12 January 2009
Beta Testing
154. BOBBY WOMACK & PEACE, "Across 110th Street"
Written by J. J. Johnson & Bobby Womack
United Artists 196 1973 Billboard # 56
The release of Watchmen is reminding me about the pros and cons of soundtrack sampling--not just featuring music on a soundtrack, but using music on a soundtrack that's already been recorded for a different purpose.
Seriously, I don't mean to scapegoat Watchmen. (Not yet. I haven't seen it yet. I've only heard similarly comic-versed friends see it and shriek in horror.) But I have listened to the soundtrack album, which struck me as fairly unimaginative. Each song, as in "Forrest Gump," simply cues the audience via nostalgic association for a specific reaction to a scene.
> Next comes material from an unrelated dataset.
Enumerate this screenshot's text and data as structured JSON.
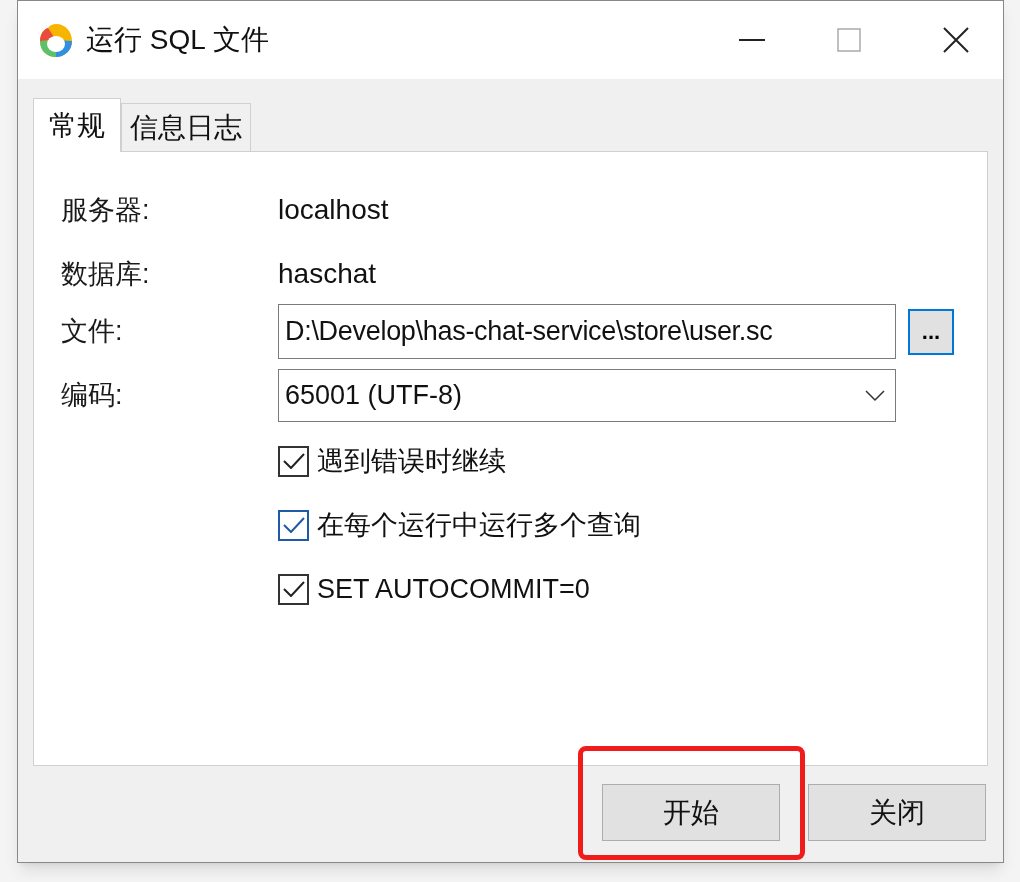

If you're going to reuse music that's been recorded elsewhere and do it right, it needs to provide counterpoint, not double the melody. The most famous US pop example of this may be Martin Scorsese's use of "Layla" over the montage of mafia hits in Goodfellas. "But it's an elegy," the director disingenuously insisted. Still, you have to admit that playing an elegy for lost love over a sequence of dead bodies of criminals provides an interesting disjunction.
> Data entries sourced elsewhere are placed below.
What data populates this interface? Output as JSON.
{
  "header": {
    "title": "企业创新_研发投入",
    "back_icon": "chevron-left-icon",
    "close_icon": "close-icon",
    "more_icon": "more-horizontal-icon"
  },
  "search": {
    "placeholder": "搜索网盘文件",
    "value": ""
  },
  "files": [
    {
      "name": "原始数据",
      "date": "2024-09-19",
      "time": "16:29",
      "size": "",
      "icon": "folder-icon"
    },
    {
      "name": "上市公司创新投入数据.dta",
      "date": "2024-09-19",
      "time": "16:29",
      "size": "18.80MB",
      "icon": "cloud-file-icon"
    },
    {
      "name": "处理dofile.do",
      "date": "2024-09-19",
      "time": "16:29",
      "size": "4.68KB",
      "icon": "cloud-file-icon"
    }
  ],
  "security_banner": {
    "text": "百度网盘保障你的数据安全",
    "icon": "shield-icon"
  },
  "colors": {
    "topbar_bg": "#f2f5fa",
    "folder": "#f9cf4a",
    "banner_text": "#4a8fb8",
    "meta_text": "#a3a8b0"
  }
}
Which brings us, finally, to "Across 110th Street." To begin with, it's as beautiful a title song as blaxploitation cinema produced in the 1970s, so much so that I'm surprised that Marsh missed it in his original accounting of the period. But what brings me to address it here is Quentin Tarantino's reuse of the song in Jackie Brown (1997).
Yes, the film is an homage to blaxploitation cinema, right down to the casting of Pam Grier, the queen of blaxploitation, as the title character. The truth is, though, that Tarantino has never gotten credit for this, this best film, even down to the genius of this specific repurposing of a song.
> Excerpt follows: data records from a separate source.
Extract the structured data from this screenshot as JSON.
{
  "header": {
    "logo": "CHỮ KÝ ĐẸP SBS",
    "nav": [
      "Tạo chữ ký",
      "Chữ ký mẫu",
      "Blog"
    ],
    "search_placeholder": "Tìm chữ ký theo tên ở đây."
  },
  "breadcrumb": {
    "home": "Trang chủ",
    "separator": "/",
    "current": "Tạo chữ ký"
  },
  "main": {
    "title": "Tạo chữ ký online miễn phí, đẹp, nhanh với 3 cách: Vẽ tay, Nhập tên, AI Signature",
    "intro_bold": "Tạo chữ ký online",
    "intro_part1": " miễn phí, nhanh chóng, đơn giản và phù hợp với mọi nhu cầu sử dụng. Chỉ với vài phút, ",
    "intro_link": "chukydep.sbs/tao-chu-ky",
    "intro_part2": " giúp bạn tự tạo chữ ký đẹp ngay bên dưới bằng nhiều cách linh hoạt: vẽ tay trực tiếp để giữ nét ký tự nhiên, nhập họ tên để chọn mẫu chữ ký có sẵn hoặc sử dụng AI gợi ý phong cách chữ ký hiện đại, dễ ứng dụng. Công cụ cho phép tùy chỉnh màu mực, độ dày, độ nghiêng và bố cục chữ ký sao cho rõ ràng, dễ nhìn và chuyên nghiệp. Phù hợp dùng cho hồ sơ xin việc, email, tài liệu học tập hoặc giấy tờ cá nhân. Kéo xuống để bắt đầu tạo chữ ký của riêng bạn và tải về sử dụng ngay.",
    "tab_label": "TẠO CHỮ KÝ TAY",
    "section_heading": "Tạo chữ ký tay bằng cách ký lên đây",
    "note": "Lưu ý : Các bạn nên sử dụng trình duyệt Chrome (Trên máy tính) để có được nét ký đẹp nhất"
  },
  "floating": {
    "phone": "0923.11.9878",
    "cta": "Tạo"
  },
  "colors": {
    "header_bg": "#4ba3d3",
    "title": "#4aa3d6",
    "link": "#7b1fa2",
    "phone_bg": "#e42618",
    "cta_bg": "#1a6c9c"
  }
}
Yes, this song was played over the credits of another film, almost a quarter of a century before--but the passage of time is very much the point here. The "day-to-day fight" Womack sings of has been going on for Grier's character for almost 25 years, and it shows. That magnifies the song, makes it bigger, extends its implications. Reusing the song in this specific case doesn't just tie the film to earlier blaxpolitation films. It legitimately asks what would have happened to the characters who had the wits to survive those earlier works. Okay, they survived that environment. Would they have thrived? By taking it down to the middle ages of the characters, the song isn't just reified--it's complicated.